|by Marcia Malory|
Caecilians are amphibians that belong to the order Gymnophiona.
They live in tropical and subtropical habitats in Central and South America, India, Southeast Asia, Africa, Indonesia and the Seychelles Island, usually around swamps.
Caecilians have no legs, and some species have no tails. Although they are amphibians, they may be mistaken for worms, eels or snakes.
We know of at least 160 species of caecilian.
The smallest adult caecilians that we know of are about 4 ½ inches long, although some people claim to have seen adult caecilians as small as 2 inches long.
The largest caecilian that we know of is Thomson's caecilian (Caecilia thompsoni). It can grow up to 5 feet long and weigh more than 2 pounds.
Caecilians have smooth skins, which are usually a dull green or brown color. Some caecilians have brightly colored stripes.
Their skins have ring-shaped folds that are known as annuli. These annuli make caecilians look like earthworms.
Some species have a layer of scales underneath their outer layer of skin.
Most caecilians are burrowing animals. They dig in moist soil and in leaf litter.
They have many physical adaptations that make them suited to a burrowing lifestyle.
Caecilians have strong, hard skulls, with pointed snouts. Their skull bones are fused together. They use their skulls to push through mud and soil.
They have eyes that are covered with skin or set deep within their skulls. Caecilians are thought to be able to distinguish dark from light, but see little else.
Caecilians have no ear holes.
A caecilian has a pair of tentacles, which retract into grooves, between its eyes and nostrils.
Zoologists think that caecilians use their tentacles to sense chemicals in the air and to detect motion.
Because most caecilians live underground and are hard to find, we don't know much about them.
Some caecilians live in water. They have a small fin along the rear of their bodies. These caecilians resemble eels.
The rubber eel (Typhlonectes natans) is an aquatic caecilian from South America. It is sometimes called a Sicilian worm. Some people keep rubber eels as pets.
Caecilians are carnivores. Their diet includes termites, ants, beetles, worms, frogs, snakes, lizards and other caecilians. They find their prey underground or in leaf litter.

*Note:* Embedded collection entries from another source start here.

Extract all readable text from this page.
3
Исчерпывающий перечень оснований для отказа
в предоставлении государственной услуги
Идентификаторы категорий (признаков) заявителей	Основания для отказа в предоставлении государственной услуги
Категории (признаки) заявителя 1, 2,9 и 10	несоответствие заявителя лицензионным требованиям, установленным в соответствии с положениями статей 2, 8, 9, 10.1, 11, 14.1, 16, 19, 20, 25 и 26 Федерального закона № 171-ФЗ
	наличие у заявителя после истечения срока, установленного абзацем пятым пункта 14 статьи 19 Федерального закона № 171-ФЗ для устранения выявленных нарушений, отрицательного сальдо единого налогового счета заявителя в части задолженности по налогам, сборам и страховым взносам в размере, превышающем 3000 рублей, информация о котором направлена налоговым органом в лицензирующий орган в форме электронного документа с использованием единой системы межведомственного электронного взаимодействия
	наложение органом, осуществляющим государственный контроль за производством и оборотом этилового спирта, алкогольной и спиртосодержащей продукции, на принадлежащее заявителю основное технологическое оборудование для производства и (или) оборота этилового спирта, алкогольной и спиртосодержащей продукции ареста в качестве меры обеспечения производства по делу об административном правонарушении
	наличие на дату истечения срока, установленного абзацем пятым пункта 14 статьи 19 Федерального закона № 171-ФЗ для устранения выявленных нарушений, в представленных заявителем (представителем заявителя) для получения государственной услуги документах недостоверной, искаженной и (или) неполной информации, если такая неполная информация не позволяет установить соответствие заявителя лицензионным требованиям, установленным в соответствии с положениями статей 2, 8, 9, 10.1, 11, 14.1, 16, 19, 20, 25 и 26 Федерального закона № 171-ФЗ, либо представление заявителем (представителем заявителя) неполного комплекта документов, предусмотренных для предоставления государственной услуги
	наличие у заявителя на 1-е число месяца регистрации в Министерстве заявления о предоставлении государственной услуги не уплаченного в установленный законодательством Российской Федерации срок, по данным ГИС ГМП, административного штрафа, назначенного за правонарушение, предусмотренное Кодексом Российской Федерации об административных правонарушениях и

A caecilian has two rows of teeth in both its upper and lower jaws.
Like other amphibians, caecilians protect themselves from predators by secreting toxins from their skins.
All caecilians, like all amphibians, breathe through their skins. Skin-breathing is known as cutaneous respiration.
Caecilians also breathe through lungs.
A Caecilian has only one lung, not two.
Some species are lungless and breathe only through their skins when they are adults.
Caecilians reproduce by internal fertilization.
The male inserts a phallodeum, an organ that resembles a penis, inside the female's cloaca. A cloaca is an opening that is used for excretion and reproduction.
Some species of caecilian lay eggs in damp holes near water. Animals that lay eggs are oviparous.
Some caecilians give birth to live young (are viviparous).
Caecilian larvae have gills and short tails.
They are born with teeth and are carnivorous.
In some species, the mother has a fat layer of outer skin that is full of nutrients. The young use their teeth to peel off this layer of skin and eat it.
During metamorphosis, a caecilian loses its gills and may lose its tail.
It grows annuli, sensory tentacles and, usually, a lung.
Some caecilian species do not go through metamorphosis. When the young hatch or are born, they are already in their adult form.